About Eddie Lancaster:
In 1968 I was born in one of the small grimy towns where Birmingham collides with the Black Country making me a Yam Yam. After achieving very little at school, I left at sixteen to begin a Youth Training Scheme selling British Leyland car spares. Discovering I had a gift for remembering part numbers, (but sadly very little else!), I pin balled from one job to another for about twenty years. Until I wound up writing adverts for a company manufacturing British classic car parts. Where it didn't go unnoticed that I sometimes struggle to take things seriously. Often having copy rejected for containing thinly veiled jokes about the very serious items I was trying to sell to pipe smoking middle-aged men wearing ancient Simon shirts, nylon socks and open-toe sandals.

Then, at the age of 50, my wife sent me on a Creative Writing Course at the Midland Arts Centre. Where I found that most people who write are pretty serious about their hobby. So I fitted right in... NOT! Anyway, twelve weeks later, I'd written the pilot episode of a comedy-drama called Tatlock's Marina. The tale of a working-class family who faced with a failing business, a zero-hours contract and losing their home, escapes to the Norfolk Broads to run a boat hire business. Regrettably, I found TV writing is a bit tricky to break into. So when Martin Clunes showed no interest at all in the project and just kept the chocolate I sent with the script, I thought I'd take a crack at writing books instead.
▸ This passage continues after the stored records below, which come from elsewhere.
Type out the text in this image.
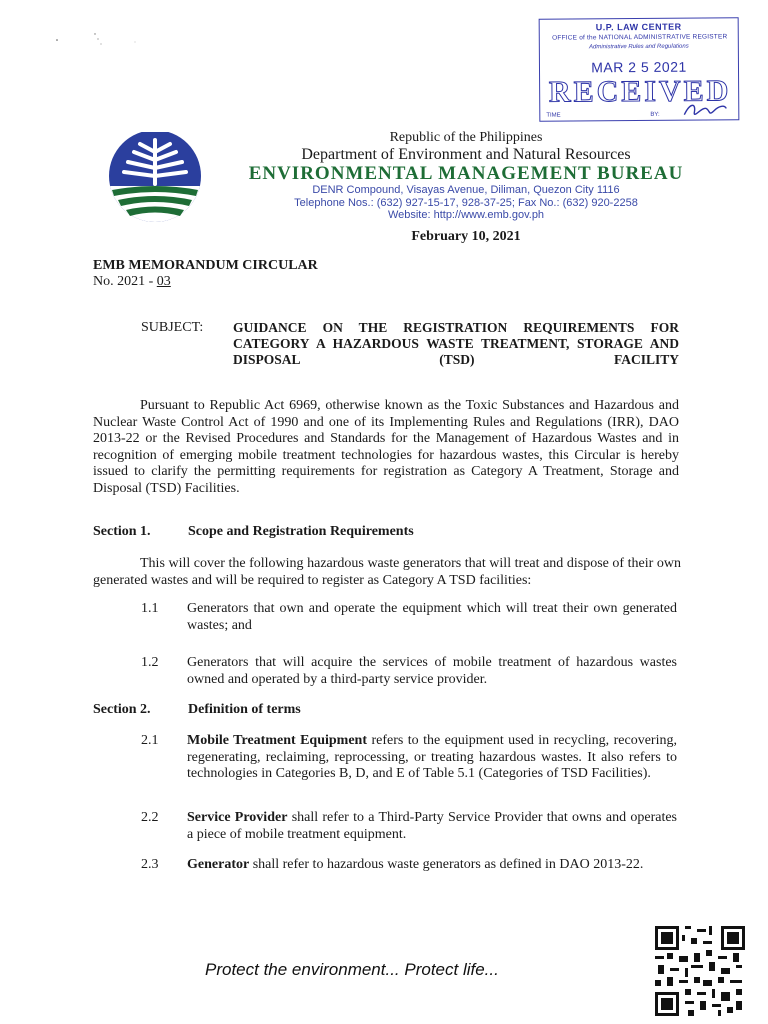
U.P. LAW CENTER
OFFICE of the NATIONAL ADMINISTRATIVE REGISTER
Administrative Rules and Regulations
MAR 2 5 2021
RECEIVED
TIME	BY:
Republic of the Philippines
Department of Environment and Natural Resources
ENVIRONMENTAL MANAGEMENT BUREAU
DENR Compound, Visayas Avenue, Diliman, Quezon City 1116
Telephone Nos.: (632) 927-15-17, 928-37-25; Fax No.: (632) 920-2258
Website: http://www.emb.gov.ph
February 10, 2021
EMB MEMORANDUM CIRCULAR
No. 2021 - 03
SUBJECT: GUIDANCE ON THE REGISTRATION REQUIREMENTS FOR CATEGORY A HAZARDOUS WASTE TREATMENT, STORAGE AND DISPOSAL (TSD) FACILITY
Pursuant to Republic Act 6969, otherwise known as the Toxic Substances and Hazardous and Nuclear Waste Control Act of 1990 and one of its Implementing Rules and Regulations (IRR), DAO 2013-22 or the Revised Procedures and Standards for the Management of Hazardous Wastes and in recognition of emerging mobile treatment technologies for hazardous wastes, this Circular is hereby issued to clarify the permitting requirements for registration as Category A Treatment, Storage and Disposal (TSD) Facilities.
Section 1.	Scope and Registration Requirements
This will cover the following hazardous waste generators that will treat and dispose of their own generated wastes and will be required to register as Category A TSD facilities:
1.1 Generators that own and operate the equipment which will treat their own generated wastes; and
1.2 Generators that will acquire the services of mobile treatment of hazardous wastes owned and operated by a third-party service provider.
Section 2.	Definition of terms
2.1 Mobile Treatment Equipment refers to the equipment used in recycling, recovering, regenerating, reclaiming, reprocessing, or treating hazardous wastes. It also refers to technologies in Categories B, D, and E of Table 5.1 (Categories of TSD Facilities).
2.2 Service Provider shall refer to a Third-Party Service Provider that owns and operates a piece of mobile treatment equipment.
2.3 Generator shall refer to hazardous waste generators as defined in DAO 2013-22.
Protect the environment... Protect life...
So that's it, really! These days, I run a little business printing stickers for a living and try to write books in my spare time. Doubt I will ever make a fortune from either. But if my blokey jokey brand of humour lightens someone's day and makes enough for a couple of takeaways, I'll settle for that and keep playing the lottery.
My Review:
A word of advice before reading this absolute comedy gem; it will have even more value if you first watch 'The Italian Job' starring Michael Caine, and a trio of Mini Coopers, whether you have seen it before or a just for a recap. This is a comedy spoof loosely based on this classic movie, centred around Charlie Croker, (a different CC to Michael Caine's character) who had stumbled on news of a forgotten hoard of Mini Cooper parts that had been stored up a mountain in Sardinia for a rally that never happened. Look out for little references to the film, including the music. Knowing the value and scarcity of authentic BMC parts, Croker knew he could make a life-changing amount of money in recovering these parts and selling them on eBay. Not being on the best of terms with his bank, he had to seek finance from sources, most people would overlook or avoid, and also he needed help and expertise in negotiating and bring them back to the UK. The end result is, an omnium gatherum of misfits that would even attract the attention of retracted snails on a major export and haulage mission within a shoestring budget and a timeframe of just one week. In true Eddie Lancaster style, every paragraph induces at least a smile or a laugh out loud chuckle.